You need initramfs/initrd support if you use gensplash (splashutils). If not, and if there are no initrd statements in your GRUB configuration, you shouldn't need it.

 *Kernel config help wrote:*   

> kexec is a system call that implements the ability to shutdown your current kernel, and to start another kernel.  It is like a reboot but it is independent of the system firmware. And like a reboot you can start any kernel with it, not just Linux.

 This is one of those "if you don't know what it means, you probably don't need it" options (or it should be). It isn't needed for normal reboots. It is necessary if you want to mess around with crash dump kernels. Otherwise, you can do without it.

----------

## Shining Arcanine

Thankyou for the information. I disabled those three without any issue. I also found a bunch of stuff for having my computer function as a proxy/router among other things I did not need, so I disabled them. It seems I keep finding stuff that I can strip out of the kernel.

I hate to ask about more things, as I said I thought those were all of my questions, but I noticed there are a few more things that I had seen in the past, but ignored because their descriptions worried me:

"Strip assembler-generated symbols during link" in "General setup"

"MTRR (Memory Type Range Register) support" in "Processor type and features"

"Sysctl checks" in "Kernel hacking"

I am not sure if checking the feature to strip assembler-generated symbols is a good idea because I do not know what assembler generated symbols are. Hopefully, I will know next semester when I take my university's compiler course, but until then, I know nothing about them. My laptop has a PCI Express video card, so from the description I would think I do not need MTRR, but the description seems somewhat ambigious, so I am not sure about it. Lastly, "Sysctl checks" seem unnecessary, but the description is really scary, so I am afraid to touch it.

So far, my kernel is down to about 12k uncompressed and is under 2.6k compressed and the time between its startup procedure and userland has been reduced from about 1.25 seconds to about 0.71 seconds, which I find to be really exciting.
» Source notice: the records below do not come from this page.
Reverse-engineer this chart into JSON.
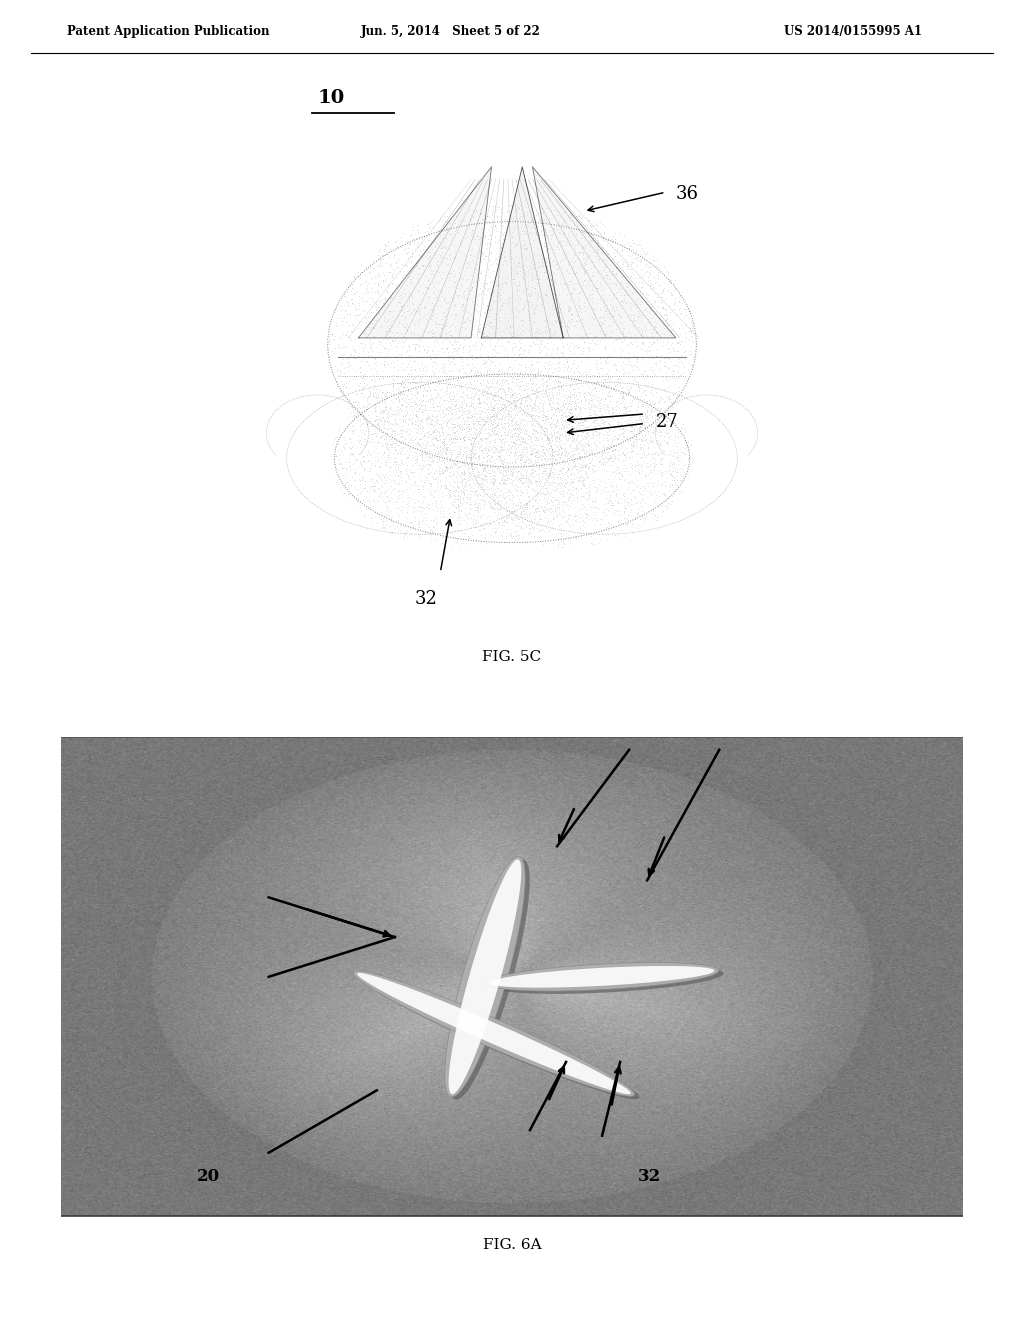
{
  "header_left": "Patent Application Publication",
  "header_center": "Jun. 5, 2014   Sheet 5 of 22",
  "header_right": "US 2014/0155995 A1",
  "fig5c_label": "FIG. 5C",
  "fig6a_label": "FIG. 6A",
  "label_10": "10",
  "label_36": "36",
  "label_27": "27",
  "label_32_5c": "32",
  "label_20": "20",
  "label_32_6a": "32",
  "bg_color": "#ffffff",
  "page_width": 10.24,
  "page_height": 13.2
}
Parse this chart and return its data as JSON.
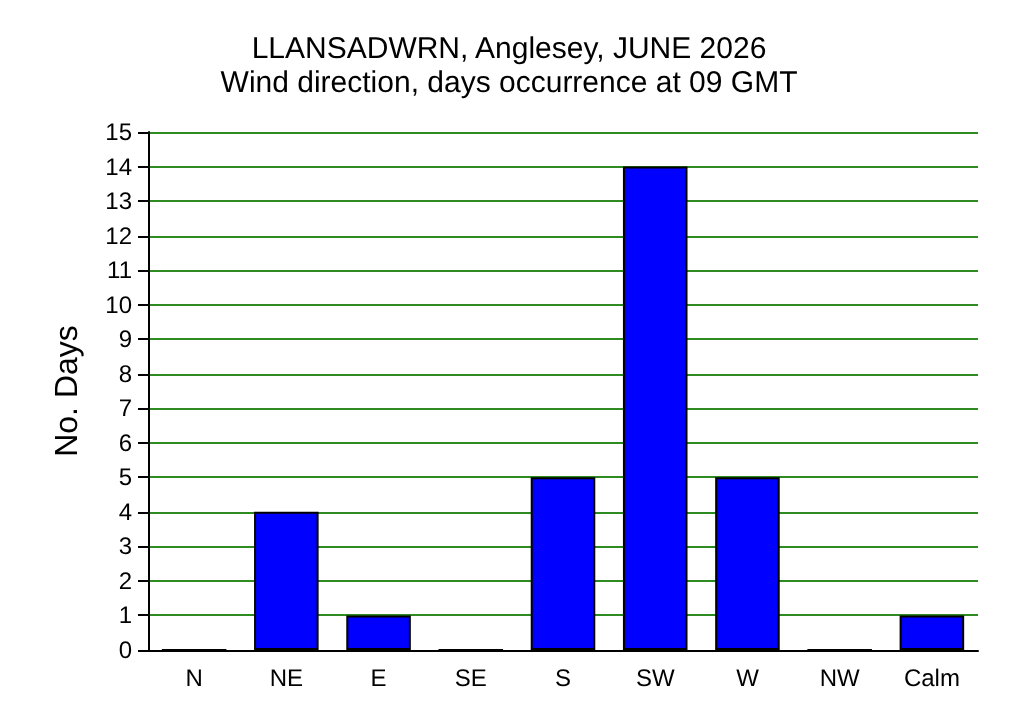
{
  "chart_data": {
    "type": "bar",
    "title": "LLANSADWRN, Anglesey, JUNE 2026",
    "subtitle": "Wind direction, days occurrence at 09 GMT",
    "ylabel": "No. Days",
    "categories": [
      "N",
      "NE",
      "E",
      "SE",
      "S",
      "SW",
      "W",
      "NW",
      "Calm"
    ],
    "values": [
      0,
      4,
      1,
      0,
      5,
      14,
      5,
      0,
      1
    ],
    "color": "#0000ff",
    "ylim": [
      0,
      15
    ],
    "yticks": [
      0,
      1,
      2,
      3,
      4,
      5,
      6,
      7,
      8,
      9,
      10,
      11,
      12,
      13,
      14,
      15
    ],
    "grid": "y"
  }
}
I am curious how close I can get to the size and performance of an embedded kernel while having a full fledged laptop.

----------

## Jaglover

You need MTRR for Xorg video.

----------

## bjlockie

 *Shining Arcanine wrote:*   

> 
> 
> "Strip assembler-generated symbols during link" in "General setup"
> 
> "Sysctl checks" in "Kernel hacking"
> ...

 

Get rid of both unless you want to debug the kernel.  :Smile: 

----------

## Spidey

I discovered some time ago that if you check EMBEDDED new settings, despite those in the EMBEDDED group, get listed everywhere else in the menuconfig interface.

----------

## Shining Arcanine

 *Spidey wrote:*   

> I discovered some time ago that if you check EMBEDDED new settings, despite those in the EMBEDDED group, get listed everywhere else in the menuconfig interface.

 

Well, I am not actually checking the embedded settings. I am just trying to get the kernel size and performance to the level of an embedded kernel for fun. I decided to go nuts and set everything that was not explicitly required to boot to be compiled as a module. Now the compressed kernel size is 1.78MB so I doubt it will get much faster than that.

Anyway, the stop watch times for my system boot have decreased from 16.95 to 13.73, so there is a definite improvement. It takes less time to get the kernel into memory, less time to decompress the kernel and less time to reach userland (about 0.5 seconds) after the kernel is decompressed. In addition, the stuff I do not use is not loaded and the stuff I do use is loaded while the system boots. Putting everything not explicitly needed for the boot process into modules also reduced system memory usage by about 5MB to 10MB after a fresh boot.

I do not think my kernel can get much leaner than this. I think that I am at the point where either disabling something will either break something or remove a module that was not being loaded anyway.

----------